Example of melanin-positive neurons and NRTN-immunostaining in PD substantia nigra, pars compacta (SNc). While many clusters of melanin-positive, dopaminergic perikarya were observed in nigra (A: low magnification and B: high magnification), only rarely did any nigral neurons show evidence for NRTN staining (e.g., C: high magnification). Panels A and B illustrate the general failure of nigrostriatal neurons to retrogradely transport NRTN to nigral perikarya following intraputaminal delivery of AAV2-NRTN, whereas Panel C illustrates a rare example of NRTN in the nigra from successful retrograde transport. Scale bar represents 220 μm in panel A and 22 μm in panels B and C.

FIG. 3.

NRTN staining in young monkeys administered low dose of AAV2-NRTN to striatum, intentionally covering only 5.6% and 1.8% of striatal volume (panels A and B, respectively). Figures represent the coronal section with greatest area of NRTN protein for each monkey. Despite modest NRTN coverage of striatum, NRTN was clearly seen in nigra only 1 month after AAV2-NRTN administration (panels C and D). Scale bar represents 2 mm in panels A and B. Scale bar in panel C represents 1 mm in lower magnification photos in panels C and D, and in higher magnification photos in C and D, represents 400 μm.

FIG. 4.

NRTN in 3 aged monkeys treated with AAV2-NRTN administration to striatum. Note abundant NRTN-positive cells in substantia nigra in all 3 cases (bottom panels) following NRTN expression in striatum (top panels), even in case when volume of NRTN coverage was only 4%. Scale bar in top panels represents 2.0 mm, and 0.2 mm in lower panels.

FIG. 5.

NRTN in striatum and nigra of MPTP monkeys treated with AAV2-NRTN. Panels A and C: sections from a monkey with 8% NRTN coverage of striatum (lowest coverage in group). Panels B and D: monkey with ~23% coverage of putamen (highest coverage in group). Open arrow denotes edge of relatively small AAV2-NRTN nigra injection (note that NRTN-stained nigral neurons are seen several mm away, reflecting retrograde transport of NRTN from striatum).

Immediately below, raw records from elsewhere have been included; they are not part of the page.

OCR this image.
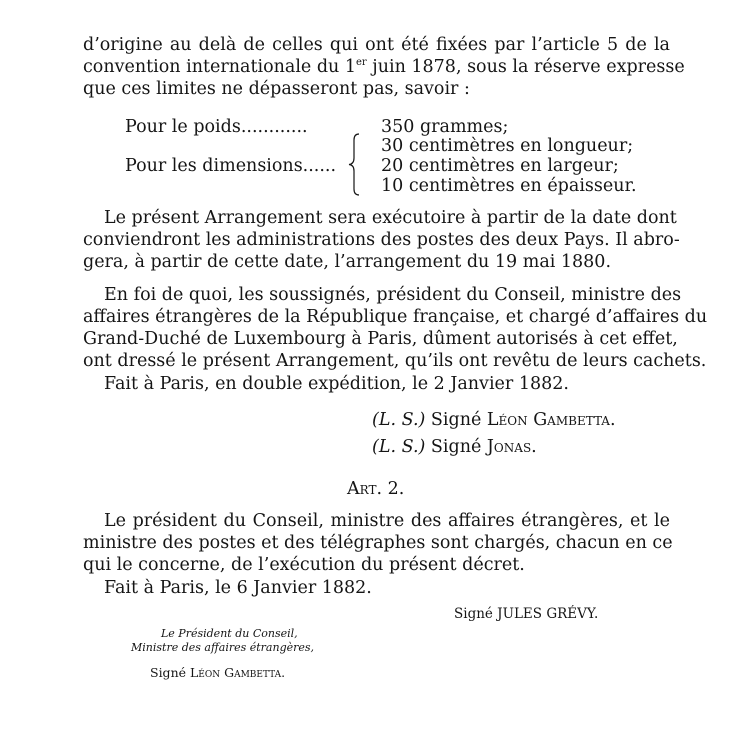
d’origine au delà de celles qui ont été fixées par l’article 5 de la
convention internationale du 1er juin 1878, sous la réserve expresse
que ces limites ne dépasseront pas, savoir :
Pour le poids............	350 grammes;
Pour les dimensions......
30 centimètres en longueur;
20 centimètres en largeur;
10 centimètres en épaisseur.
Le présent Arrangement sera exécutoire à partir de la date dont
conviendront les administrations des postes des deux Pays. Il abro-
gera, à partir de cette date, l’arrangement du 19 mai 1880.
En foi de quoi, les soussignés, président du Conseil, ministre des
affaires étrangères de la République française, et chargé d’affaires du
Grand-Duché de Luxembourg à Paris, dûment autorisés à cet effet,
ont dressé le présent Arrangement, qu’ils ont revêtu de leurs cachets.
Fait à Paris, en double expédition, le 2 Janvier 1882.
(L. S.) Signé Léon Gambetta.
(L. S.) Signé Jonas.
Art. 2.
Le président du Conseil, ministre des affaires étrangères, et le
ministre des postes et des télégraphes sont chargés, chacun en ce
qui le concerne, de l’exécution du présent décret.
Fait à Paris, le 6 Janvier 1882.
Signé JULES GRÉVY.
Le Président du Conseil,
Ministre des affaires étrangères,
Signé Léon Gambetta.
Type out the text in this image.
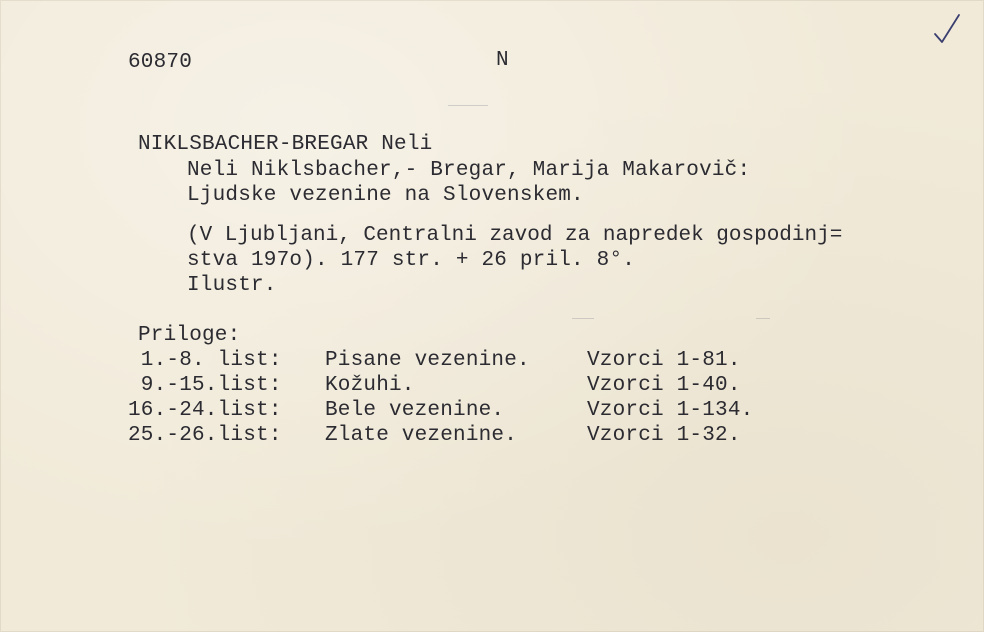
60870	N
NIKLSBACHER-BREGAR Neli
Neli Niklsbacher,- Bregar, Marija Makarovič:
Ljudske vezenine na Slovenskem.
(V Ljubljani, Centralni zavod za napredek gospodinj=
stva 197o). 177 str. + 26 pril. 8°.
Ilustr.
Priloge:
1.-8. list: Pisane vezenine.	Vzorci 1-81.
9.-15.list: Kožuhi.	Vzorci 1-40.
16.-24.list: Bele vezenine.	Vzorci 1-134.
25.-26.list: Zlate vezenine.	Vzorci 1-32.
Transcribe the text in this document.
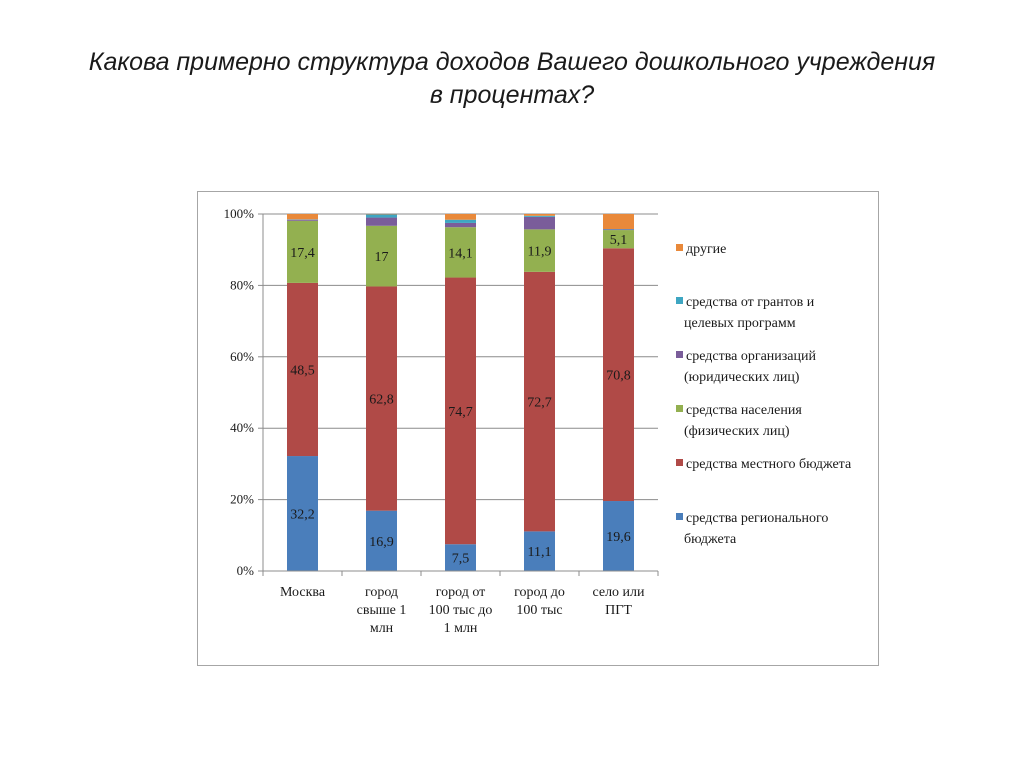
Какова примерно структура доходов Вашего дошкольного учреждения
в процентах?
32,2
48,5
17,4
16,9
62,8
17
7,5
74,7
14,1
11,1
72,7
11,9
19,6
70,8
5,1
0%
20%
40%
60%
80%
100%
Москва	город свыше 1 млн
город от 100 тыс до 1 млн
город до 100 тыс
село или ПГТ
другие
средства от грантов и целевых программ
средства организаций (юридических лиц)
средства населения (физических лиц)
средства местного бюджета
средства регионального бюджета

Scale bar (in B) represents 2 mm in panels A and B. Scale bar (in D) represents 1 mm in C and D lower magnification panels and 208 μm in C and D higher magnification insets.

FIG. 6.

Representative photomicrographs from PD putamen (top panels A–C) and substantia nigra (bottom panels D–F). Panels B and C provide example of TH induction in putamen, relative to NRTN expression in adjacent section (A), following AAV2-NRTN administration. Note TH signal: (i) was observed only well within the area of NRTN staining, (ii) was sparse, and (iii) occurred only ~50% of the time NRTN was seen. Panels D–F depict representative example of TH+ neurons and fibers in PD substantia nigra (D and E) and nigrostriatal pathway of the same hemisphere (F). Scale bar (in A) represents 1332 μm in A and B, 100 μm in C, E, and F and 833 μm in D.

FIG. 7.

Typical examples of TH induction in aged (top) and young (bottom) monkeys, showing relationship between NRTN expression in striatum (left panels) and corresponding TH induction (middle panels). For the aged monkey, the right-hand panel depicts TH-ir on his contralateral (untreated) side. For young monkey, a representative section from a control monkey injected with formulation-buffer is depicted. Note that in these (and typically all) monkey studies, the area of TH induction extends well beyond boundaries of NRTN staining. Scale bar represents 2 mm.